Home-Workout Exercise

You don’t need an expensive gym membership to get in shape, let alone advanced equipment. There are several highly efficient exercises you can perform at home, using only your body weight, to develop muscle definition, strength and weight loss.

We go through some of the best exercises. You can also visit this link for HIIT (High Intensity Interval Training), lower-body workout.

Warm Up

Even for home workouts, its important to warm up. It doesn’t have to be a substantial cardio exercise, but some movement to get the muscles ready is necessary for a better result and to prevent injuries. Some easy methods can be:

  • Jumping Rope.
  • Jumping Jacks.
  • Jump Squats.
  • Stationary Jogging with raised knees.

Regardless what exercise you choose for warmup, it should last a minimum of 5-10 minutes.

Push Ups

Push ups are a wonderfully effective exercise that work several muscles, including the pectorals, deltoids, and triceps. Essentially meaning the muscles in your chest, on the rounded part of your shoulder, and on the backside of your upper arms. While it may seem like a simple exercise to do, good form is vital. You can read our 500 pushups challenge on how to keep a perfect form throughout the exercise.

Tip: For variation, incorporate a set with narrow distance between your hands to isolate the mid part of your pecks. Furthermore, do a set with raised legs to focus on your upper chest.

Plank

The plank is a simple but challenging exercise that targets the whole of your core. It might take a little practice to get right at first, but once you get it down you just have to hold yourself in the proper position. The key to this exercise is controlled breathing and focus.

Your starting goal should be to perform 3 sets of 1 minute long for this exercise, but you’ll want to increase the number of repetitions as you’re able to do so.

  1. Get in a pushup position, but put your forearms on the ground instead of your hands. Your elbows should line up directly underneath your shoulders. Toes on the ground.
  2. Squeeze your glutes and tighten your abdominals.
  3. Keep a neutral neck and spine.
  4. Hold that position, throughout the set.

Jump Squats

Jump Squats are a great, simple exercise to strengthen all sorts of good stuff including your legs, lower back, hips, buttocks, and even bones. So long as they’re performed correctly, they’re an excellent way to target the majority of the muscles in your lower body. Its important to perform squats the right way for optimised results and to avoid potential injury.

  1. Stand up straight with your feet firmly planted on the ground approximately shoulder-width apart. To help maintain a straight back as you perform the exercise, it’s a good idea to focus on an object directly ahead of you at eye level.
  2. Contract your abdominal muscles as you bend your legs at the knees. Either stretch your arms out ahead of you, lightly position your hands behind your ears or hold your arms at your side as you slowly lower yourself into a squatting position. Lower your body to a position where your thighs are almost parallel to the floor. Return to the starting position and repeat.

Reverse Lunge Jumps

The standard lunge is a great way to strengthen your entire lower body, with the quads, glutes, hamstrings and calves all engaged. Adding in the explosive jump helps strengthen those muscles, and also increases the cardiovascular challenge of the exercise. Furthermore, having to keep yourself stable when landing will improve your core strength and balance.

Get more on reverse lunge jumps from this article.

One-Leg Standing Calf Raise

While well-shaped and toned calf muscles can make a pretty impression while playing baseball or wearing a nice pair of heels, there’s much more to them: they perform the crucial function of maintaining the skeleton’s proper alignment. There are quite a few exercises that you can do in the comfort of your home – our favourite is standing calf raises. All you need is a step (or stairs) and your own body weight.

Tips: Pause and squeeze for a count to 1-2 at the top of the movement for added intensity.

  1. Find a block or a step and something to help keep your balance.
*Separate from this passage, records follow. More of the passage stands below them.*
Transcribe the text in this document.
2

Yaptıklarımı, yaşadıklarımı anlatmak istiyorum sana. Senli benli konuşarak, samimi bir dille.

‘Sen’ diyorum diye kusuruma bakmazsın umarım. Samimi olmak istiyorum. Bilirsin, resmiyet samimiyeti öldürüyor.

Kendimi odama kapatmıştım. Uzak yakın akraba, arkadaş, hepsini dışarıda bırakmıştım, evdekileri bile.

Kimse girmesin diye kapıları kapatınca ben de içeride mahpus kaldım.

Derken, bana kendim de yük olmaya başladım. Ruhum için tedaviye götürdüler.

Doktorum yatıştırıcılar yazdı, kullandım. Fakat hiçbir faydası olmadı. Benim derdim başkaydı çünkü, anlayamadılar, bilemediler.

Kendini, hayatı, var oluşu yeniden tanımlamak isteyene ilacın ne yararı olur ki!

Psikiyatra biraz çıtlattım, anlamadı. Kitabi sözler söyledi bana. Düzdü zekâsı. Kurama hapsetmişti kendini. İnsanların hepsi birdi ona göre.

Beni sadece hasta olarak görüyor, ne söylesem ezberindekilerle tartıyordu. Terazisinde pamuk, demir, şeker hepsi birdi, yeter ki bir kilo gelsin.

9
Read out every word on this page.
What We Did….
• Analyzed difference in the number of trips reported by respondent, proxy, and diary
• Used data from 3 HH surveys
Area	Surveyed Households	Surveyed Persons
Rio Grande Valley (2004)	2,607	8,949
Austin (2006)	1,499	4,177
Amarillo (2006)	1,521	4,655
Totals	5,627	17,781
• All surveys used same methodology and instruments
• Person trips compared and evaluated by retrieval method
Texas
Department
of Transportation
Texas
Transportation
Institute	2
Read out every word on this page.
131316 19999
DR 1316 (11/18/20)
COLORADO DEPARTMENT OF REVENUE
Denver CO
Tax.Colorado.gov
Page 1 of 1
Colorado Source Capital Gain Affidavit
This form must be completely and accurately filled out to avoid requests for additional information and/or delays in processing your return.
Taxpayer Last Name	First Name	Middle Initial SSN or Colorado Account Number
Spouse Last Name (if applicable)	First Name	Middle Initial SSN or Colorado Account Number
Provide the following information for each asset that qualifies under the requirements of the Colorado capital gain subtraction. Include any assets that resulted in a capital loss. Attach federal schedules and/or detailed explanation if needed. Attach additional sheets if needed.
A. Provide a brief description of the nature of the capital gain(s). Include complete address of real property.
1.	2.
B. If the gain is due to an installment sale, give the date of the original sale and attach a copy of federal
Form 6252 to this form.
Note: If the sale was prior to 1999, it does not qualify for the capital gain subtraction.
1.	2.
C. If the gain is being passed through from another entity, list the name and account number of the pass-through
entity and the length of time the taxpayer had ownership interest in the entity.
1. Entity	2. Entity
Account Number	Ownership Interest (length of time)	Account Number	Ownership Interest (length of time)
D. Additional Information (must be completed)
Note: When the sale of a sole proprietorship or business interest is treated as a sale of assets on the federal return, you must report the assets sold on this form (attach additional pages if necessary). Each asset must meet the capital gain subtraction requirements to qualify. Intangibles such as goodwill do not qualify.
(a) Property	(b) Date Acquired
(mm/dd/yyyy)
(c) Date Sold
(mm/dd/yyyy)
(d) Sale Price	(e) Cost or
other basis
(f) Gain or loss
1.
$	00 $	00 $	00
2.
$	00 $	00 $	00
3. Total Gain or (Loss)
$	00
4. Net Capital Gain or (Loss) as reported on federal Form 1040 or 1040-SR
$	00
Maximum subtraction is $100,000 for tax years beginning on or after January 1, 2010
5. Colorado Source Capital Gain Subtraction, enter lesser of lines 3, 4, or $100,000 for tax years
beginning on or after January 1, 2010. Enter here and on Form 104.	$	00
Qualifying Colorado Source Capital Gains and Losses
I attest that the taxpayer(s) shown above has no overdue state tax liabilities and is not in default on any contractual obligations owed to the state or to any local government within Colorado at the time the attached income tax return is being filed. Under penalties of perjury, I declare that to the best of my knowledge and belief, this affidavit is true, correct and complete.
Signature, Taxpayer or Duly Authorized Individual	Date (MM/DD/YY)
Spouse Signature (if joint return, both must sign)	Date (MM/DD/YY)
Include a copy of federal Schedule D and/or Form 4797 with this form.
Stand with one foot on the edge of the step/block and let your heels drop down as far as possible.
  2. Slowly raise your heels up as high as possible.
  3. Pause, and then slowly lower your heels back to the starting position.
  4. Do not rest at the bottom, and immediately start the next rep.
  5. Repeat for desired reps.

Dips

Dips are a great upper body-strengthening exercise you can do with the aid of a chair or a bench. While they’ll strengthen many of the same muscles as push ups, they’ll do a bit more to work the rhomboid muscles in your back, as well as your triceps.

Tips: For added intensity, try keeping your legs above ground while performing the exercise. You can also balance a weight on your thighs for more isolated pressure on triceps.

 

  1. Position your hands shoulder-width apart on a secured bench or stable chair.
  2. Slide your butt off the front of the bench with your legs extended out in front of you.
  3. Straighten your arms, keeping a little bend in your elbows to keep tension on your triceps and off your elbow joints.
  4. Slowly bend your elbows to lower your body toward the floor until your elbows are at about a 90-degree angle.
  5. Once you reach the bottom of the movement, press down into the bench to straighten your elbows, returning to the starting position, without incorporating the use of your legs.